Jaime Ferreira alertou que a nova lei tem outras implicações, nomeadamente ambientais e prevenção de catástrofes. Isto porque, por um lado, pode levar a que sejam feita construção de habitação em zonas próximas de rios e zonas de cheia e, por outro, porque promove a densificação, sendo que é mais difícil proteger casas que estejam espalhadas no território, em caso de catástrofes naturais, como nos incêndios. Em termos ambientais, também tem implicações em matéria de saneamento, gastos de energia e transportes, apontou.
Defendeu que a solução para o problema da crise de habitação não deve vir à custa da agricultura. “Um estudo apontou que existem em Portugal três fogos para cada pessoa”, afirmou, indicando que há casas a mais no país, pertencendo muitas delas ao Estado, designadamente autarquias, mas também a entidades como a Santa Casa da Misericórdia, por exemplo.
Fundada em 1985 para divulgar e promover a agricultura biológica em Portugal, a Agrobio conta hoje com 9.200 associados e assume-se como associação de agricultores, consumidores e apoiantes da causa ambiental. Opera 12 mercados semanais de venda ao consumidor, 10 dos quais na área metropolitana de Lisboa. Também presta apoio aos agricultores, promove cursos de formação e iniciativas pedagógicas em torno de agricultura biológica. Mas, para Jaime Ferreira, o objectivo original da Agrobio ainda não está cumprido, “em particular na área da informação”, havendo ainda “muitos mitos” em torno da agricultura biológica.
Apesar disso, Portugal está acima da média europeia de área de cultivo dedicada a agricultura biológica. A meta que Portugal fixou, para 2027, junto da União Europeia (UE), era de 19%. Na UE, foi fixada a média de 25% até 2030. “Portugal está acima da média. Desde 2020 para hoje, 2025, já temos 865 mil hectares em agricultura biológica. Corresponde a cerca de 27% da superfície agrícola útil em Portugal. Já passámos os 25%”, disse Jaime Ferreira.
E há espaço para crescer. A UE disponibilizou 15 mil milhões de euros em fundos para o sector da agricultura, incluindo a conversão de áreas de cultivo convencional para produção biológica. Mas, a nível europeu, apenas 4% dos produtos agrícolas que chegam à mesa dos consumidores são de origem biológica.

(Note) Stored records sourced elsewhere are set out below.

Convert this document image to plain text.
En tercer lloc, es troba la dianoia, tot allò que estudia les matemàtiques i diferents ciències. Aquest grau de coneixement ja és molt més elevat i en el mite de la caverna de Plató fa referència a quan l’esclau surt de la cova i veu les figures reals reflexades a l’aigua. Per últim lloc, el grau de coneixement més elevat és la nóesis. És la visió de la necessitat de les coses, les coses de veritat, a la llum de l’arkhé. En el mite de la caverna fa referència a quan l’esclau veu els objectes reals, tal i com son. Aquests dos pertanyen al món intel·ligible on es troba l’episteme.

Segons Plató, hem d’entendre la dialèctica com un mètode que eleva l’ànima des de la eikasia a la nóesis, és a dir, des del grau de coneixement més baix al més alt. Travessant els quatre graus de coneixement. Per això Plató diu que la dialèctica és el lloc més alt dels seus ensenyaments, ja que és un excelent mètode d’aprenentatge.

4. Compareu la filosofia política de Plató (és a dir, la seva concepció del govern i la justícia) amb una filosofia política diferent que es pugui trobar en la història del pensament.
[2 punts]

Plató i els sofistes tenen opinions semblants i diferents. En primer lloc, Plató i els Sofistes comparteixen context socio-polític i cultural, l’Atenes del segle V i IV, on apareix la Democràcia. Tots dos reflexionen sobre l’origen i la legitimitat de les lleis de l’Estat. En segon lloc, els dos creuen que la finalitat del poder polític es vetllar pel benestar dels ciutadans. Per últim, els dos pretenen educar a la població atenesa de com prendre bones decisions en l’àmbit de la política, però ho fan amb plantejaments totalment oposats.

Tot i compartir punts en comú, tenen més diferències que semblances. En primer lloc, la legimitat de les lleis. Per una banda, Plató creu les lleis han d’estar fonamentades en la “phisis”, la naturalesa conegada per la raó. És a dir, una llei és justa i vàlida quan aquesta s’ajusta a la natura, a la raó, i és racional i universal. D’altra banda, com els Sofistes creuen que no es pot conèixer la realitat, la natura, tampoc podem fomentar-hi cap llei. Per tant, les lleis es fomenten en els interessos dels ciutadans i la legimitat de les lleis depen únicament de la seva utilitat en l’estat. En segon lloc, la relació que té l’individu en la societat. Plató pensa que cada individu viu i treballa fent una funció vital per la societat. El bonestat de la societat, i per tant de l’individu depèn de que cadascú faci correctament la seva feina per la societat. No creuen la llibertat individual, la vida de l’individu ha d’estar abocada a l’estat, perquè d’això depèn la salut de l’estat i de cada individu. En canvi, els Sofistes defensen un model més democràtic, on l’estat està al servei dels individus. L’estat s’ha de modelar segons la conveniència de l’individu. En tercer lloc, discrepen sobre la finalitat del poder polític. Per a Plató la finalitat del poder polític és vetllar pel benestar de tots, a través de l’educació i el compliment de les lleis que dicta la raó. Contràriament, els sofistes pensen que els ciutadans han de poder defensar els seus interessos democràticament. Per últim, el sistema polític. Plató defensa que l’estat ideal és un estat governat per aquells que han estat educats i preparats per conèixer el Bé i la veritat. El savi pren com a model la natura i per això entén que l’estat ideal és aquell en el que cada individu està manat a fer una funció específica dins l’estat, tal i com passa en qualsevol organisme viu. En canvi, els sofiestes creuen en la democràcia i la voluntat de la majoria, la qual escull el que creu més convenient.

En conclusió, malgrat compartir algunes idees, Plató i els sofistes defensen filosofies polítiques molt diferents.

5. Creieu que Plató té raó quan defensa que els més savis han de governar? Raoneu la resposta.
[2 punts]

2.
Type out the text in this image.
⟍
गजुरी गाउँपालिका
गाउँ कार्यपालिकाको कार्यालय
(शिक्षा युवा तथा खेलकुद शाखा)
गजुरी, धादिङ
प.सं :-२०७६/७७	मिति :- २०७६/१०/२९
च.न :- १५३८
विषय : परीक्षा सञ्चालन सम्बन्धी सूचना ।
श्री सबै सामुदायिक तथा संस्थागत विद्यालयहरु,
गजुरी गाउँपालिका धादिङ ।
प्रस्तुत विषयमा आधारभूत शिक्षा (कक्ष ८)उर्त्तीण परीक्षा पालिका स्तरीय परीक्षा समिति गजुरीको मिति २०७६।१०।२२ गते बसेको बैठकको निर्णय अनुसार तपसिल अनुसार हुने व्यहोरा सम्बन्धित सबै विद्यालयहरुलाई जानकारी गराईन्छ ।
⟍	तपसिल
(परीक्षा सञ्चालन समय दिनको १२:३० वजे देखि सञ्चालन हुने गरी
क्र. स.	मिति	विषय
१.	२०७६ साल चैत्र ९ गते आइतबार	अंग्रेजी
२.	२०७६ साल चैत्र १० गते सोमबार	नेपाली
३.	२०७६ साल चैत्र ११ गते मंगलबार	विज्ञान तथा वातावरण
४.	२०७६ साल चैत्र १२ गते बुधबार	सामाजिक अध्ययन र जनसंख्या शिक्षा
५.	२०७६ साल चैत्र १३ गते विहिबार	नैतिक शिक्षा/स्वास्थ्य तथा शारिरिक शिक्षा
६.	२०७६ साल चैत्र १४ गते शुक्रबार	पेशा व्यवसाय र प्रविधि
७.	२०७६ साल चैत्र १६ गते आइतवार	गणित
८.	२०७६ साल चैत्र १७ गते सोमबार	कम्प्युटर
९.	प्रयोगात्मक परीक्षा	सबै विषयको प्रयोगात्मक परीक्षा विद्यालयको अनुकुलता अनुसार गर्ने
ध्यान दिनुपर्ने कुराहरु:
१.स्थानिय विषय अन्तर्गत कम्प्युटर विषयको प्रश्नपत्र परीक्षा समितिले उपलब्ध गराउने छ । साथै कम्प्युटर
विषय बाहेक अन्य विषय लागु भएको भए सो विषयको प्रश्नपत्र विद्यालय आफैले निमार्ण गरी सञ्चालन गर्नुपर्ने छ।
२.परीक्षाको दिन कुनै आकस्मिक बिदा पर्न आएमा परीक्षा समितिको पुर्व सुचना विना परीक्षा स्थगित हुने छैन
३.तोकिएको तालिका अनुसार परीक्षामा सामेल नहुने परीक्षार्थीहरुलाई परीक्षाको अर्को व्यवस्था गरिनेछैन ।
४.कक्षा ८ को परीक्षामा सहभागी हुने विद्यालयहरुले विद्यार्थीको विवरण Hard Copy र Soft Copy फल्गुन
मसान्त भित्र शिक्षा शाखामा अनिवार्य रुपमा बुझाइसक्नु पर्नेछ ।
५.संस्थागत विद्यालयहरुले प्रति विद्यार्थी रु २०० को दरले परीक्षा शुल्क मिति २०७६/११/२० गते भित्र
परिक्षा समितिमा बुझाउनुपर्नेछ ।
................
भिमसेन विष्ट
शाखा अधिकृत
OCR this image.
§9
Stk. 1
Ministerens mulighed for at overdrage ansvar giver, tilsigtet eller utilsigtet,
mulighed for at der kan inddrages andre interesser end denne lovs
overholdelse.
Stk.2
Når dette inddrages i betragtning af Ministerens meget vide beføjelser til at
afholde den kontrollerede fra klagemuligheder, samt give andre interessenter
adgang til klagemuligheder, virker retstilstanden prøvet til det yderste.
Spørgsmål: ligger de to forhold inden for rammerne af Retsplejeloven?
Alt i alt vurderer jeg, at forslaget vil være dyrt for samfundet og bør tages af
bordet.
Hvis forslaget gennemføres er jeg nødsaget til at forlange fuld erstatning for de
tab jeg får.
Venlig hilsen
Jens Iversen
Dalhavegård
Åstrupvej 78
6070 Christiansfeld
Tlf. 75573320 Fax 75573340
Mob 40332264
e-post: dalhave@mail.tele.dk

Apesar de Portugal estar acima da meta média fixada pela UE em área de agricultura biológica, “70% são pastagens, forragens e culturas arvenses”, o que “quer dizer que estão ligadas à produção animal”. Só que os animais produzidos de modo biológico estão a chegar ao consumidor como sendo de origem convencional. “Há um problema da valorização”, pelo que a Agrobio defende a criação de incentivos para que o produto chegue ao consumidor com certificação “bio”.
Por outro lado, destacou que a agricultura em Portugal tem um problema: “está desligada dos interesses dos consumidores”, que procuram mais legumes, vegetais, leguminosas e frutos secos. Além disso, há que pensar na soberania e na segurança alimentar a nível nacional, numa altura em que a própria UE está deficitária, dependendo de importações para satisfazer as necessidades internas. Nessa matéria, a nível comunitário, “do ponto de vista de produção alimentar, nós regredimos”, avisou.